Sebos: brechó para a cabeça
O Trapos de Luxo se destaca entre os brechós com perfil diferenciado
Brechó para a cabeça. Assim podem ser definidos os sebos de livros, CDs, DVDs, revistas e gibis. Esse setor passa por renovação em Curitiba, cidade que sempre abrigou sebos pequenos, dirigidos a um público mais específico, geralmente focados em literatura. Agora chegam os sebos grandes, com variedade maior e preços que começam nos centavos. O foco não é tanto em antiguidades nem literatura de alta estirpe. O que vale é a reciclagem e preços acessíveis.
Locais como o Sebo Leitura, na Avenida Marechal Floriano, perto da Praça Carlos Gomes, que abriu há dois anos e atrai cada vez mais freguesia. Aliás, a característica de um estabelecimento como esse é a variedade não só de produtos, mas também de clientes. O proprietário Denis Cardoso afirma que não dá para definir o perfil do público que frequenta a loja.

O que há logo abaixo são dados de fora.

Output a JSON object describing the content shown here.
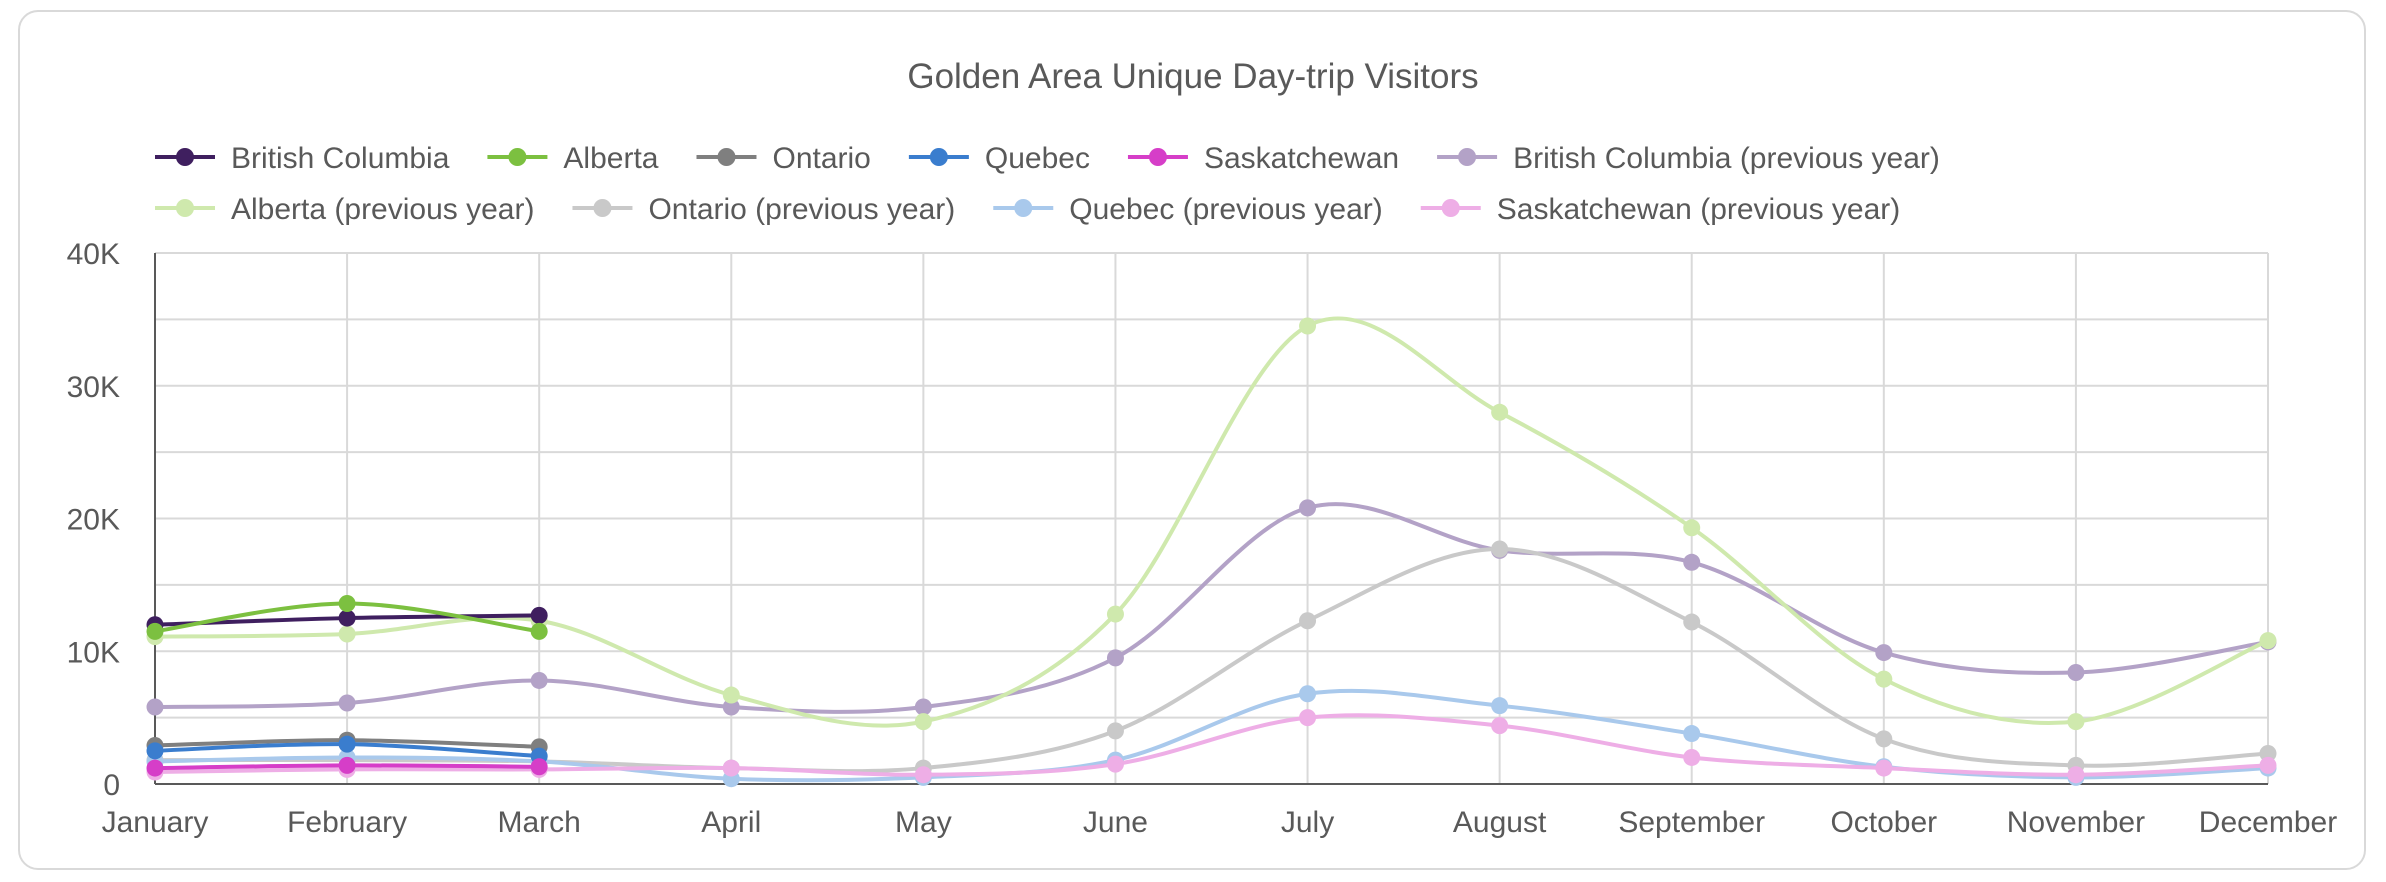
{
  "chart_data": {
    "type": "line",
    "title": "Golden Area Unique Day-trip Visitors",
    "xlabel": "",
    "ylabel": "",
    "ylim": [
      0,
      40000
    ],
    "yticks": [
      {
        "value": 0,
        "label": "0"
      },
      {
        "value": 10000,
        "label": "10K"
      },
      {
        "value": 20000,
        "label": "20K"
      },
      {
        "value": 30000,
        "label": "30K"
      },
      {
        "value": 40000,
        "label": "40K"
      }
    ],
    "categories": [
      "January",
      "February",
      "March",
      "April",
      "May",
      "June",
      "July",
      "August",
      "September",
      "October",
      "November",
      "December"
    ],
    "grid": true,
    "legend_position": "top",
    "series": [
      {
        "name": "British Columbia",
        "color": "#3f1f5f",
        "values": [
          12000,
          12500,
          12700,
          null,
          null,
          null,
          null,
          null,
          null,
          null,
          null,
          null
        ]
      },
      {
        "name": "Alberta",
        "color": "#7cc040",
        "values": [
          11500,
          13600,
          11500,
          null,
          null,
          null,
          null,
          null,
          null,
          null,
          null,
          null
        ]
      },
      {
        "name": "Ontario",
        "color": "#7f7f7f",
        "values": [
          2900,
          3300,
          2800,
          null,
          null,
          null,
          null,
          null,
          null,
          null,
          null,
          null
        ]
      },
      {
        "name": "Quebec",
        "color": "#3a7dce",
        "values": [
          2500,
          3000,
          2100,
          null,
          null,
          null,
          null,
          null,
          null,
          null,
          null,
          null
        ]
      },
      {
        "name": "Saskatchewan",
        "color": "#d63ec8",
        "values": [
          1200,
          1400,
          1300,
          null,
          null,
          null,
          null,
          null,
          null,
          null,
          null,
          null
        ]
      },
      {
        "name": "British Columbia (previous year)",
        "color": "#b3a2c7",
        "values": [
          5800,
          6100,
          7800,
          5800,
          5800,
          9500,
          20800,
          17600,
          16700,
          9900,
          8400,
          10700
        ]
      },
      {
        "name": "Alberta (previous year)",
        "color": "#cfe9ad",
        "values": [
          11100,
          11300,
          12300,
          6700,
          4700,
          12800,
          34500,
          28000,
          19300,
          7900,
          4700,
          10800
        ]
      },
      {
        "name": "Ontario (previous year)",
        "color": "#c9c9c9",
        "values": [
          1800,
          1800,
          1700,
          1200,
          1200,
          4000,
          12300,
          17700,
          12200,
          3400,
          1400,
          2300
        ]
      },
      {
        "name": "Quebec (previous year)",
        "color": "#a9c9ec",
        "values": [
          1700,
          2000,
          1700,
          400,
          500,
          1800,
          6800,
          5900,
          3800,
          1300,
          500,
          1200
        ]
      },
      {
        "name": "Saskatchewan (previous year)",
        "color": "#eeaee6",
        "values": [
          900,
          1100,
          1100,
          1200,
          700,
          1500,
          5000,
          4400,
          2000,
          1200,
          700,
          1400
        ]
      }
    ]
  }
}
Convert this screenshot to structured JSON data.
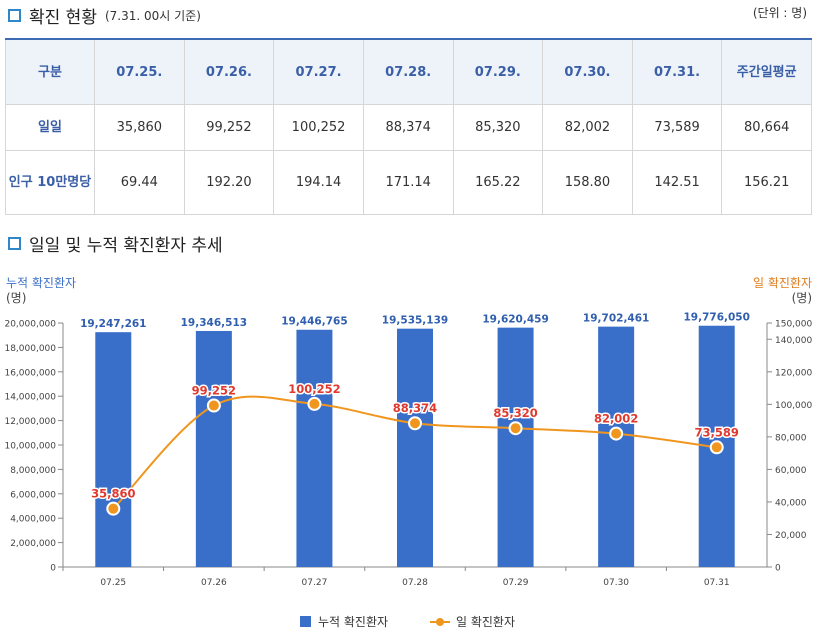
{
  "section1": {
    "title": "확진 현황",
    "subtitle": "(7.31. 00시 기준)",
    "unit": "(단위 : 명)"
  },
  "table": {
    "headers": [
      "구분",
      "07.25.",
      "07.26.",
      "07.27.",
      "07.28.",
      "07.29.",
      "07.30.",
      "07.31.",
      "주간일평균"
    ],
    "rows": [
      {
        "label": "일일",
        "values": [
          "35,860",
          "99,252",
          "100,252",
          "88,374",
          "85,320",
          "82,002",
          "73,589",
          "80,664"
        ]
      },
      {
        "label": "인구 10만명당",
        "values": [
          "69.44",
          "192.20",
          "194.14",
          "171.14",
          "165.22",
          "158.80",
          "142.51",
          "156.21"
        ]
      }
    ]
  },
  "section2": {
    "title": "일일 및 누적 확진환자 추세"
  },
  "chart_data": {
    "type": "bar+line",
    "categories": [
      "07.25",
      "07.26",
      "07.27",
      "07.28",
      "07.29",
      "07.30",
      "07.31"
    ],
    "series": [
      {
        "name": "누적 확진환자",
        "type": "bar",
        "axis": "left",
        "color": "#3a6fc9",
        "label_color": "#2f5fae",
        "values": [
          19247261,
          19346513,
          19446765,
          19535139,
          19620459,
          19702461,
          19776050
        ],
        "labels": [
          "19,247,261",
          "19,346,513",
          "19,446,765",
          "19,535,139",
          "19,620,459",
          "19,702,461",
          "19,776,050"
        ]
      },
      {
        "name": "일 확진환자",
        "type": "line",
        "axis": "right",
        "color": "#f0961e",
        "label_color": "#e0392e",
        "values": [
          35860,
          99252,
          100252,
          88374,
          85320,
          82002,
          73589
        ],
        "labels": [
          "35,860",
          "99,252",
          "100,252",
          "88,374",
          "85,320",
          "82,002",
          "73,589"
        ]
      }
    ],
    "left_axis": {
      "title": "누적 확진환자",
      "unit": "(명)",
      "range": [
        0,
        20000000
      ],
      "ticks": [
        "0",
        "2,000,000",
        "4,000,000",
        "6,000,000",
        "8,000,000",
        "10,000,000",
        "12,000,000",
        "14,000,000",
        "16,000,000",
        "18,000,000",
        "20,000,000"
      ]
    },
    "right_axis": {
      "title": "일 확진환자",
      "unit": "(명)",
      "range": [
        0,
        150000
      ],
      "ticks": [
        "0",
        "20,000",
        "40,000",
        "60,000",
        "80,000",
        "100,000",
        "120,000",
        "140,000",
        "150,000"
      ],
      "tick_values": [
        0,
        20000,
        40000,
        60000,
        80000,
        100000,
        120000,
        140000,
        150000
      ]
    },
    "left_title_color": "#3a6fc9",
    "right_title_color": "#e07b1a",
    "legend_position": "bottom"
  }
}
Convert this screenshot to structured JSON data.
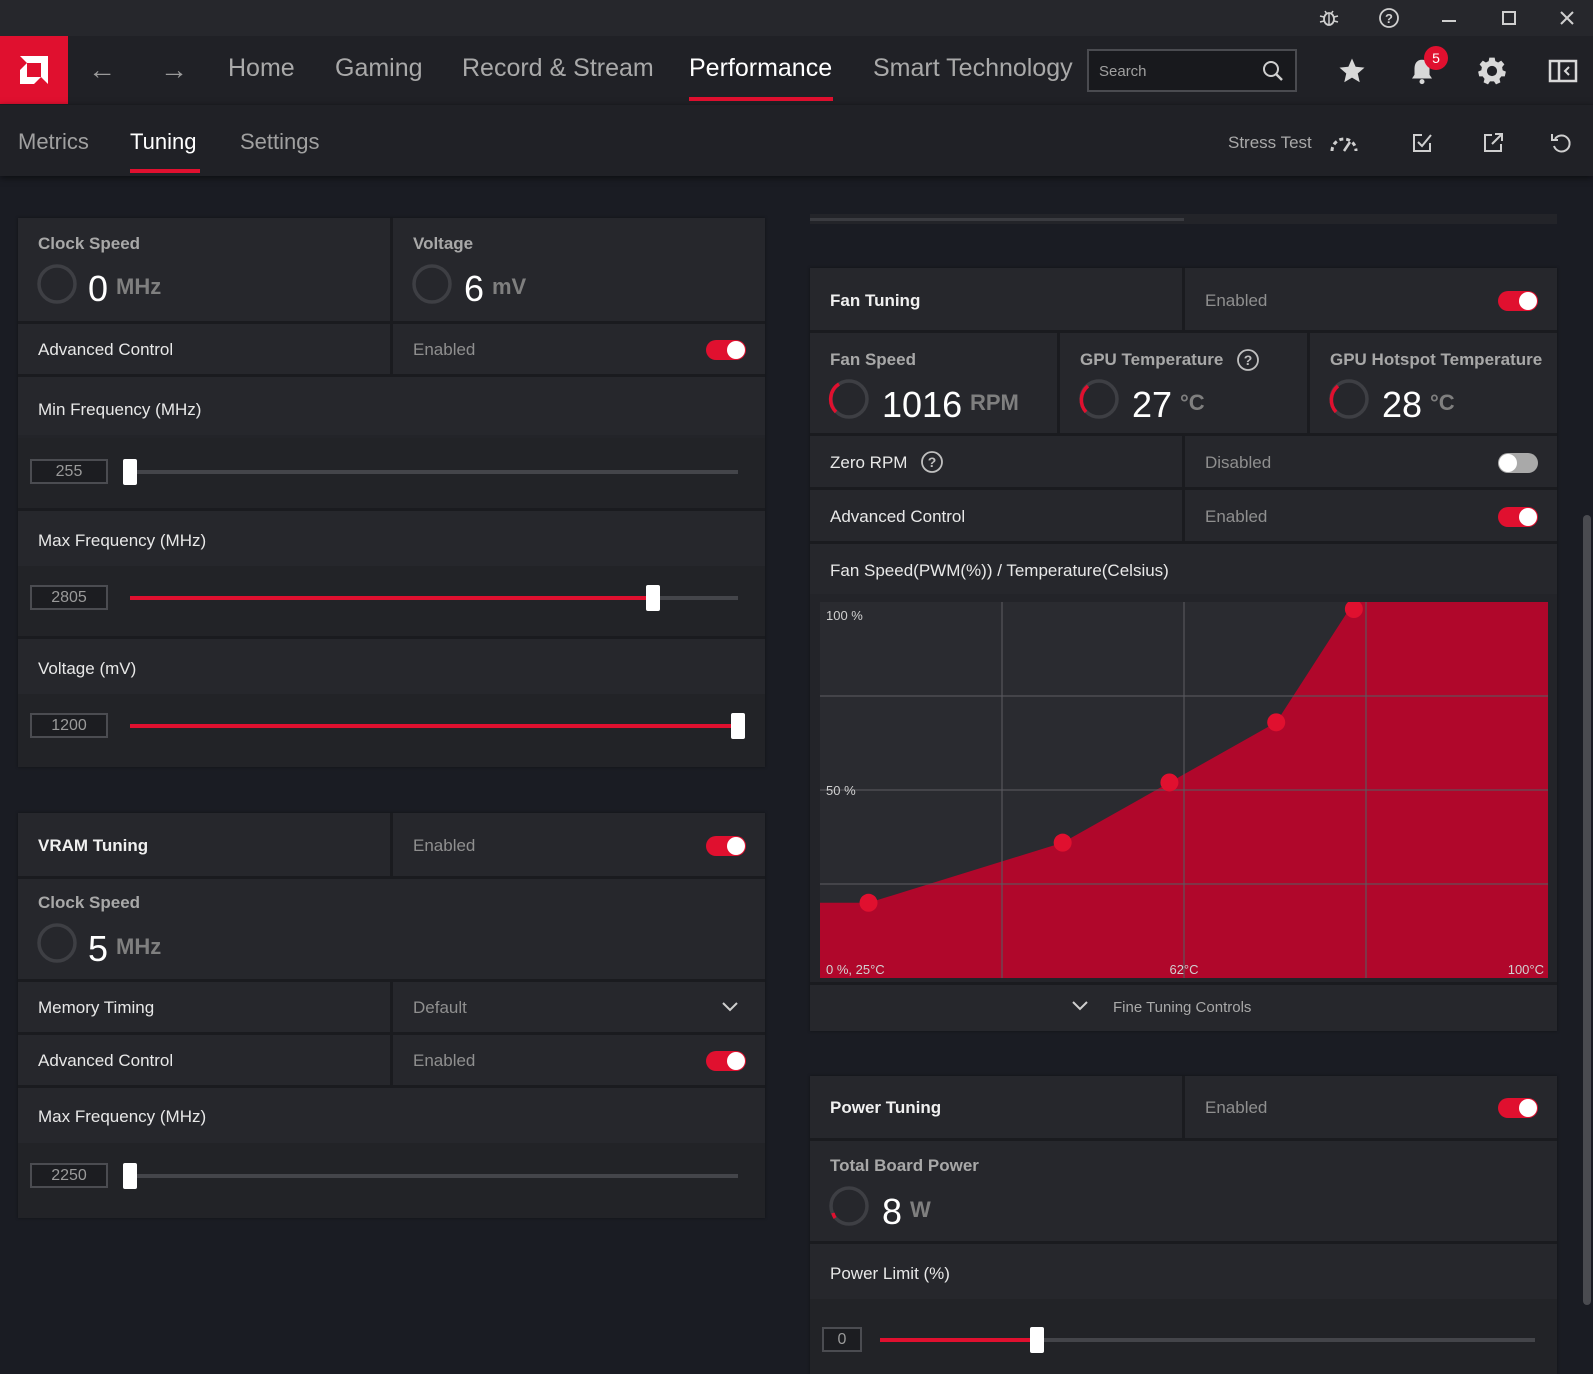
{
  "titlebar": {
    "icons": [
      "bug-icon",
      "help-icon",
      "minimize-icon",
      "maximize-icon",
      "close-icon"
    ]
  },
  "nav": {
    "tabs": [
      "Home",
      "Gaming",
      "Record & Stream",
      "Performance",
      "Smart Technology"
    ],
    "active_tab": "Performance",
    "search_placeholder": "Search",
    "notification_count": "5"
  },
  "subnav": {
    "tabs": [
      "Metrics",
      "Tuning",
      "Settings"
    ],
    "active_tab": "Tuning",
    "stress_test_label": "Stress Test"
  },
  "gpu_tuning": {
    "clock_speed": {
      "label": "Clock Speed",
      "value": "0",
      "unit": "MHz"
    },
    "voltage": {
      "label": "Voltage",
      "value": "6",
      "unit": "mV"
    },
    "advanced_control": {
      "label": "Advanced Control",
      "status": "Enabled",
      "enabled": true
    },
    "min_frequency": {
      "label": "Min Frequency (MHz)",
      "value": "255",
      "fraction": 0.0
    },
    "max_frequency": {
      "label": "Max Frequency (MHz)",
      "value": "2805",
      "fraction": 0.86
    },
    "voltage_slider": {
      "label": "Voltage (mV)",
      "value": "1200",
      "fraction": 1.0
    }
  },
  "vram_tuning": {
    "title": "VRAM Tuning",
    "status": "Enabled",
    "enabled": true,
    "clock_speed": {
      "label": "Clock Speed",
      "value": "5",
      "unit": "MHz"
    },
    "memory_timing": {
      "label": "Memory Timing",
      "value": "Default"
    },
    "advanced_control": {
      "label": "Advanced Control",
      "status": "Enabled",
      "enabled": true
    },
    "max_frequency": {
      "label": "Max Frequency (MHz)",
      "value": "2250",
      "fraction": 0.0
    }
  },
  "fan_tuning": {
    "title": "Fan Tuning",
    "status": "Enabled",
    "enabled": true,
    "fan_speed": {
      "label": "Fan Speed",
      "value": "1016",
      "unit": "RPM"
    },
    "gpu_temperature": {
      "label": "GPU Temperature",
      "value": "27",
      "unit": "°C"
    },
    "gpu_hotspot": {
      "label": "GPU Hotspot Temperature",
      "value": "28",
      "unit": "°C"
    },
    "zero_rpm": {
      "label": "Zero RPM",
      "status": "Disabled",
      "enabled": false
    },
    "advanced_control": {
      "label": "Advanced Control",
      "status": "Enabled",
      "enabled": true
    },
    "curve_title": "Fan Speed(PWM(%)) / Temperature(Celsius)",
    "fine_tuning_label": "Fine Tuning Controls"
  },
  "chart_data": {
    "type": "area",
    "x_unit": "°C",
    "y_unit": "%",
    "xlim": [
      25,
      100
    ],
    "ylim": [
      0,
      100
    ],
    "y_tick_labels": [
      "100 %",
      "50 %"
    ],
    "x_tick_labels": [
      "0 %, 25°C",
      "62°C",
      "100°C"
    ],
    "grid": true,
    "points": [
      {
        "x": 30,
        "y": 20
      },
      {
        "x": 50,
        "y": 36
      },
      {
        "x": 61,
        "y": 52
      },
      {
        "x": 72,
        "y": 68
      },
      {
        "x": 80,
        "y": 100
      }
    ],
    "fill_color": "#b0072b",
    "point_color": "#e0102f"
  },
  "power_tuning": {
    "title": "Power Tuning",
    "status": "Enabled",
    "enabled": true,
    "total_board_power": {
      "label": "Total Board Power",
      "value": "8",
      "unit": "W"
    },
    "power_limit": {
      "label": "Power Limit (%)",
      "value": "0",
      "fraction": 0.24
    }
  },
  "colors": {
    "accent": "#e0102f",
    "background": "#1a1c23",
    "panel": "#26272c"
  }
}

Democracia comprovada nas estantes, em que convivem gibis de todo tipo, de Disney e Turma da Mônica a mangás e quadrinhos de arte; revistas de todas as épocas e gêneros; CDs e LPs de MPB, rock pesado, sertanejo e outros; livros de religião, auto-ajuda, best-sellers recentes e obras de autores consagrados. Democracia também pelos corredores, onde circulam pessoas variadas.
Oldemar de Oliveira, de 62 anos, está no Sebo Leitura pela primeira vez, garimpando as prateleiras de livros atrás de literatura judaica. Ele se interessa por livros sobre religião e conta que comprar em sebos vale a pena – mas é preciso ficar atento, pesquisar preços e saber negociar.
Na outra ponta da loja, perto de duas garotas que esmiuçavam a imensa prateleira de revistas de artesanato, tricô e crochê, o estudante Alexandre Ciccarino, de 22 anos, olhava a seção de LPs há meia hora. ‘Venho aqui uma vez por mês’, explicou o rapaz, que geralmente busca literatura sobre Biologia e Genética, mas também compra CDs e livros de rock ‘por hobby’. Pela primeira vez ele se aventurava na seção das antigas ‘bolachas’ de vinil.
Alexandre conta que não só compra, como também vende livros no local. O proprietário Denis Cardoso confirma que qualquer pessoa pode levar material para avaliação. O preço, ele determina, pautado pela experiência – trabalhou um bom tempo com o tio, em Londrina, dono do conhecido sebo Capricho. De acordo com Denis, vale mais a pena a pessoa trocar do que vender. ‘É um bom negócio para os dois lados, pois na troca os produtos valorizam’, explica.